Merging Event Data

Hi
I am trying to understand how would we achieve the following functionality in druid.

A data record would consist of two parts. The first part will contain 90% of the data for that request and the second part would contain some activity data.

For eg: the first part would contain a user’s unique id along with his demographic and other information like browser (and derived data) , ip address (and derived data) etch

the second part would contain the id’s of all pages visited by that user over a session.

So on the start of the session we will be sending a session_start even with all the demographic data.

On subsequent clicks, we will just send the user’s session id and the page id.

We want to store the data into druid so that we could run timeseries queries on all this data.

Example query would be

  1. show total visits in last 24 hours shown hourly

  2. Show total visits for a particular page

  3. Similarly show total visits for a particular os etc

How would we go about sending this data to druid/tranquility so that it may combine the records before storing in druid!

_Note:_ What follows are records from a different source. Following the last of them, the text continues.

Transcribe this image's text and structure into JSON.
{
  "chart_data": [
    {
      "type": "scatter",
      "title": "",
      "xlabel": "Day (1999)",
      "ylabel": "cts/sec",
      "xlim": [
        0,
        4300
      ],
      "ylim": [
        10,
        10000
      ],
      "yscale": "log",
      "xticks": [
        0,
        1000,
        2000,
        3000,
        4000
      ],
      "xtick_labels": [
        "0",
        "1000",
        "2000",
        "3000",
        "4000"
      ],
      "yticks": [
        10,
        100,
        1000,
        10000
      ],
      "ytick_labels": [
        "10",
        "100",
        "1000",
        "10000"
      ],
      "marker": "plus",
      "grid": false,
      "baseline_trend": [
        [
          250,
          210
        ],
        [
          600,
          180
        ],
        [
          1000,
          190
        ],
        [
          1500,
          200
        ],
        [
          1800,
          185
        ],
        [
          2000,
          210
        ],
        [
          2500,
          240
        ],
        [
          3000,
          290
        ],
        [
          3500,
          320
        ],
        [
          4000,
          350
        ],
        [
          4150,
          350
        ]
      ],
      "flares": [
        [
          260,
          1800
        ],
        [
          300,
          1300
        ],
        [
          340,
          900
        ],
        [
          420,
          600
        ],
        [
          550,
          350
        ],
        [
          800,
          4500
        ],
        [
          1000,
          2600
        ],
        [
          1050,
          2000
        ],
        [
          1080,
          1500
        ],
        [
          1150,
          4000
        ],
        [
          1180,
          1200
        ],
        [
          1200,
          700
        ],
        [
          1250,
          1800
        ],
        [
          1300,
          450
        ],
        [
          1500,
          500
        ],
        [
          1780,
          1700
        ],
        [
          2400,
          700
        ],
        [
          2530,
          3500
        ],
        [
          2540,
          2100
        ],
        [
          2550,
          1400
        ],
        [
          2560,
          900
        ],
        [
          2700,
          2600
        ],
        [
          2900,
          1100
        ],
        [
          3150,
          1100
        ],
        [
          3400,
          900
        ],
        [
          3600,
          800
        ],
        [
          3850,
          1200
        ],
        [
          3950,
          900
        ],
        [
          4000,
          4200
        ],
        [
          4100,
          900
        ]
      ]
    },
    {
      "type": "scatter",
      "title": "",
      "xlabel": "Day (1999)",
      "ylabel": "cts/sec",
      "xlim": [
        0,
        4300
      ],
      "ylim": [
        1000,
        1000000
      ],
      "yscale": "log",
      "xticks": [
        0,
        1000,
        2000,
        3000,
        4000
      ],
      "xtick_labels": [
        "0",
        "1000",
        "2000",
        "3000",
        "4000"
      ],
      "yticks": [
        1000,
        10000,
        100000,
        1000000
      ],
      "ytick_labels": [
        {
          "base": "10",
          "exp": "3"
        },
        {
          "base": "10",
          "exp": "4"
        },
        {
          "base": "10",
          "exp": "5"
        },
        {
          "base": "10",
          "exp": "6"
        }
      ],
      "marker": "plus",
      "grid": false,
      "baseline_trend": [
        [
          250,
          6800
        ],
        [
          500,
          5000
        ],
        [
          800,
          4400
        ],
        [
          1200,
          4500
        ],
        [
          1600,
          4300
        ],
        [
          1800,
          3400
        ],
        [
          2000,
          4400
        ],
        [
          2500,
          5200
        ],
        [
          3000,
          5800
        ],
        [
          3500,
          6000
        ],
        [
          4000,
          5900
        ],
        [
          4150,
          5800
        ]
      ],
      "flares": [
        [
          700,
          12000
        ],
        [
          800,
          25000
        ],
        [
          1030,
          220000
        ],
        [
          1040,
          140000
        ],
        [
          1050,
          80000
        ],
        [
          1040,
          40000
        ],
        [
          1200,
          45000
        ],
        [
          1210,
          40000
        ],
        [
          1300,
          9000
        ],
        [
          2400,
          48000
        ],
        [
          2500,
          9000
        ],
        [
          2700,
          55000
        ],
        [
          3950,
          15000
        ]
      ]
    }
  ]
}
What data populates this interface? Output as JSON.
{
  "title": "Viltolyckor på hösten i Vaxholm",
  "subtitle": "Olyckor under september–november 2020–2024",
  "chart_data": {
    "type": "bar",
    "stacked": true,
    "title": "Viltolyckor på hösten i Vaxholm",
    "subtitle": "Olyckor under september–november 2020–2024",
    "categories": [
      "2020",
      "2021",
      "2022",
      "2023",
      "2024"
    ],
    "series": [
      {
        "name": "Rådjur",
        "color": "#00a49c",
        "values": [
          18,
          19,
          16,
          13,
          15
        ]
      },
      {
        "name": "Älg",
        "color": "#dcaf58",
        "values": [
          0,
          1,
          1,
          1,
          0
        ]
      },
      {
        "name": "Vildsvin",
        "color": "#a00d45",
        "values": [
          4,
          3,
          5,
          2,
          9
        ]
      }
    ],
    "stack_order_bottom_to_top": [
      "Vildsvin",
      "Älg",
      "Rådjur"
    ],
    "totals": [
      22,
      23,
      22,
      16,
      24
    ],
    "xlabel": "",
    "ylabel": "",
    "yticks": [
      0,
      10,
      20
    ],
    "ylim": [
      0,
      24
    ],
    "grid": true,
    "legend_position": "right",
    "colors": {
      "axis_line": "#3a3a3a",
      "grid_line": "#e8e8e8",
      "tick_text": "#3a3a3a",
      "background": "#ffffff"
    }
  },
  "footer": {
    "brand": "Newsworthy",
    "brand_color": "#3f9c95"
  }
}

Take a look at delta ingestion: http://druid.io/docs/latest/ingestion/batch-ingestion.html (search for “delta ingestion”)

Hi
The delta features mentions merging data for a segment.

How do i tell druid to merge two records based on a unique request id.

for Such a merge to happen, will we not need a way to specify the field on which to join the two records.

Hi Sanket, if you need to do a join of two records, you should take a look at doing this logic in a stream processor and sending the output of the stream processor into Druid.